Still whistling, Mas Nug removes the purchases from their bags and plops them on the kitchen table I use for preparing spices.
I don't know whether it's because of his insufferable whistling or my irritation with him for throwing the purchases on the table where I am trying to work, but all of a sudden I feel nauseous, as if I am about to throw up. The fact is, for the past several weeks my stomach has been troubling me on and off, but, up until then, I have always been able to ignore it.

Mas Nug looks at me. “What's wrong with you?”
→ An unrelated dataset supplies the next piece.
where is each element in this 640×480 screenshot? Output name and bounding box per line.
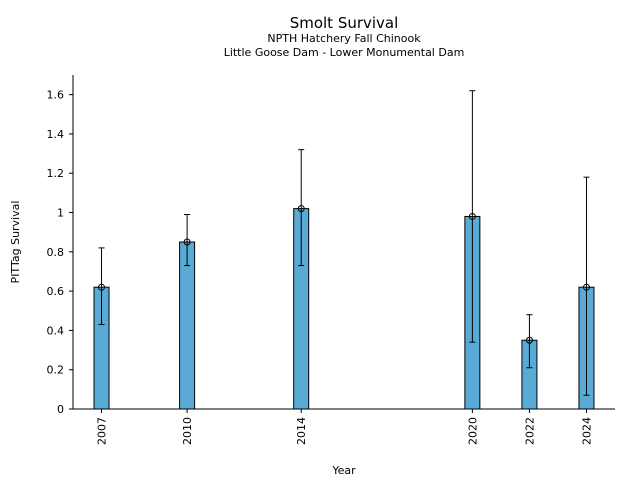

I don't answer him. Both he and Tjai are constantly ragging me about my health, like two parents angry with their teenage son for not wanting to study. Mas Nug thinks he can treat any illness with that bag of needles he takes wherever he goes. He is always going on and on about concepts of energy and acupuncture needles. Any time he starts to speak of such things, I immediately want to fall asleep. Who gives a hoot about “energy,” “
chi
,” and “New Age” treatments? Only Mas Nug!
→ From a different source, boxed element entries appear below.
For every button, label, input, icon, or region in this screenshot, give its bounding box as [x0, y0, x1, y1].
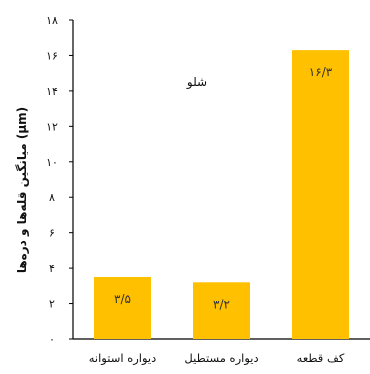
y-tick-label: ۱۴	[46, 85, 58, 98]
y-tick-label: ۸	[49, 191, 55, 204]
bar-value-label: ۳/۲	[213, 297, 230, 311]
bar-value-label: ۱۶/۳	[309, 65, 333, 79]
bar	[193, 282, 250, 339]
bar	[292, 50, 349, 339]
bar	[94, 276, 151, 339]
category-labels: کف قطعه دیواره مستطیل دیواره استوانه	[89, 351, 345, 366]
bars	[94, 50, 349, 339]
y-axis-label: میانگین قله‌ها و دره‌ها (µm)	[15, 107, 30, 273]
y-tick-label: ۱۸	[46, 14, 58, 27]
y-tick-label: ۱۶	[46, 49, 58, 62]
y-ticks: ۰ ۲ ۴ ۶ ۸ ۱۰ ۱۲ ۱۴ ۱۶ ۱۸	[46, 14, 73, 346]
y-tick-label: ۶	[49, 227, 55, 240]
x-tick-label: کف قطعه	[297, 351, 345, 365]
value-labels: ۱۶/۳ ۳/۲ ۳/۵	[114, 65, 333, 311]
bar-value-label: ۳/۵	[114, 292, 131, 306]
y-tick-label: ۴	[49, 262, 55, 275]
x-tick-label: دیواره مستطیل	[184, 351, 258, 366]
y-tick-label: ۰	[49, 333, 55, 346]
chart-annotation: شلو	[186, 75, 207, 90]
y-tick-label: ۲	[49, 298, 55, 311]
y-tick-label: ۱۰	[46, 156, 58, 169]
x-tick-label: دیواره استوانه	[89, 351, 157, 366]
y-tick-label: ۱۲	[46, 120, 58, 133]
I hate needles, especially Mas Nug's, whose efficacy I'm not at all sure of. But even though the hospital is a place that for me is identical with needles and all sorts of ghastly-looking machines, I do recognize that there are times when I am forced to surrender myself to a doctor for medical care. Like last week, for instance…
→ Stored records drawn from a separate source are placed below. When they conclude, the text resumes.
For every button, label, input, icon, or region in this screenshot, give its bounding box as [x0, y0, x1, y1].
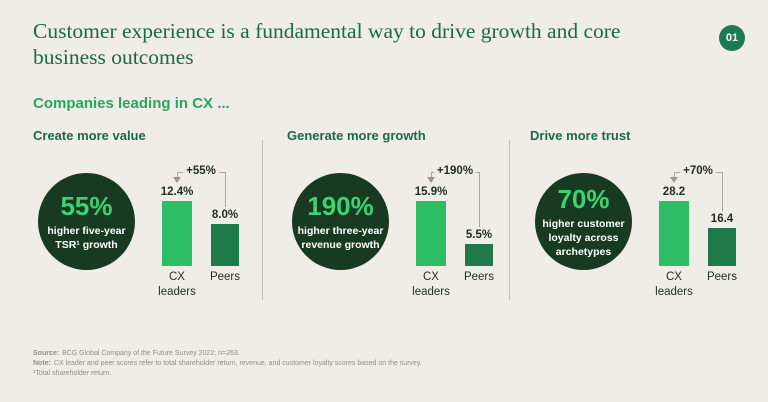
- source-line: Source: BCG Global Company of the Future …: [33, 349, 422, 359]
- arrow-down-icon: [670, 177, 678, 183]
- column-divider: [262, 140, 263, 300]
- peers-bar-value: 16.4: [710, 213, 734, 225]
- cx-bar-value: 28.2: [662, 186, 686, 198]
- stat-circle: 55% higher five-year TSR¹ growth: [38, 173, 135, 270]
- footnote-tsr: ¹Total shareholder return.: [33, 370, 112, 378]
- peers-axis-label: Peers: [706, 271, 738, 283]
- cx-bar-group: 12.4%: [160, 186, 194, 266]
- bar-chart: +55% 12.4% 8.0% CX leaders Peers: [158, 160, 260, 320]
- stat-label: higher customer loyalty across archetype…: [542, 217, 625, 259]
- cx-bar-value: 15.9%: [414, 186, 448, 198]
- column-divider: [509, 140, 510, 300]
- arrow-down-icon: [427, 177, 435, 183]
- cx-bar-group: 15.9%: [414, 186, 448, 266]
- stat-label: higher five-year TSR¹ growth: [47, 224, 126, 251]
- stat-value: 55%: [60, 190, 113, 221]
- stat-value: 70%: [557, 183, 610, 214]
- column-heading: Generate more growth: [287, 128, 426, 143]
- bracket-vertical-line: [479, 172, 480, 227]
- peers-bar-group: 5.5%: [465, 229, 493, 266]
- peers-axis-label: Peers: [209, 271, 241, 283]
- section-create-more-value: Create more value 55% higher five-year T…: [33, 128, 261, 323]
- delta-annotation: +190%: [433, 165, 477, 177]
- source-text: BCG Global Company of the Future Survey …: [62, 350, 240, 357]
- peers-bar-group: 16.4: [708, 213, 736, 266]
- footnotes: Source: BCG Global Company of the Future …: [33, 349, 422, 379]
- cx-bar-group: 28.2: [659, 186, 689, 266]
- cx-bar: [659, 201, 689, 266]
- delta-annotation: +70%: [680, 165, 716, 177]
- page-title-line2: business outcomes: [33, 45, 194, 70]
- bracket-stem: [431, 172, 432, 177]
- bar-chart: +70% 28.2 16.4 CX leaders Peers: [655, 160, 757, 320]
- cx-axis-label: CX leaders: [412, 271, 450, 298]
- stat-circle: 190% higher three-year revenue growth: [292, 173, 389, 270]
- bracket-vertical-line: [225, 172, 226, 207]
- bracket-stem: [177, 172, 178, 177]
- cx-axis-label: CX leaders: [158, 271, 196, 298]
- bracket-vertical-line: [722, 172, 723, 211]
- stat-label: higher three-year revenue growth: [297, 224, 384, 251]
- note-label: Note:: [33, 360, 51, 368]
- note-text: CX leader and peer scores refer to total…: [53, 360, 422, 368]
- peers-bar-value: 8.0%: [211, 209, 239, 221]
- peers-bar: [211, 224, 239, 266]
- slide-number-badge: 01: [719, 25, 745, 51]
- page-title: Customer experience is a fundamental way…: [33, 18, 693, 70]
- note-line: Note: CX leader and peer scores refer to …: [33, 359, 422, 369]
- section-generate-more-growth: Generate more growth 190% higher three-y…: [287, 128, 515, 323]
- peers-bar-group: 8.0%: [211, 209, 239, 266]
- cx-axis-label: CX leaders: [655, 271, 693, 298]
- bar-chart: +190% 15.9% 5.5% CX leaders Peers: [412, 160, 514, 320]
- section-subtitle: Companies leading in CX ...: [33, 95, 230, 112]
- peers-bar: [708, 228, 736, 266]
- column-heading: Create more value: [33, 128, 146, 143]
- column-heading: Drive more trust: [530, 128, 631, 143]
- peers-bar-value: 5.5%: [465, 229, 493, 241]
- stat-value: 190%: [307, 190, 374, 221]
- cx-bar-value: 12.4%: [160, 186, 194, 198]
- bracket-stem: [674, 172, 675, 177]
- arrow-down-icon: [173, 177, 181, 183]
- page-title-line1: Customer experience is a fundamental way…: [33, 19, 621, 43]
- cx-bar: [162, 201, 192, 266]
- cx-bar: [416, 201, 446, 266]
- peers-bar: [465, 244, 493, 266]
- section-drive-more-trust: Drive more trust 70% higher customer loy…: [530, 128, 758, 323]
- stat-circle: 70% higher customer loyalty across arche…: [535, 173, 632, 270]
- source-label: Source:: [33, 350, 60, 357]
- peers-axis-label: Peers: [463, 271, 495, 283]
- delta-annotation: +55%: [183, 165, 219, 177]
On that morning, last week, I suddenly collapsed outside the Metro station. I didn't feel anything, but everything turned black for a few moments, and the next thing I knew I was in a café near the kiosk at the entrance to the station where I usually bought the daily paper. Staring at me when I opened my eyes was Pierre, the newspaper vendor who never bathed, and André, the handsome blue-eyed waiter at the café who looked like he should be a Calvin Klein model instead of serving coffee. Speaking rapidly, in their
nasalized Parisian French, they ordered me to drink water and kept asking me, over and over, if I was all right. When they said they were going to call an ambulance, I finally shook my head and asked them to call Risjaf instead.

What happened then was a nightmare: Tjai and Mas Nug, the two fussiest and most know-it-all people I know, came to the café. Tjai, with his low voice and calculated manner, grilled me about the quantity and frequency of my intake of alcohol. Mas Nug, meanwhile, began hectoring me about energy and similar nonsense. I wanted to disappear from their sight. There was no way they would let me refuse their demand that I go to the hospital for a physical examination. And the fact was, I was still in a bit of shock and too weak to do otherwise. I was suddenly an old codger in need of assistance from two creatures who were putting on airs of being much younger. As they led me out of the café to a taxi, I felt the ground move beneath my feet. When that happened, I knew I had to obey. There was something wrong with me.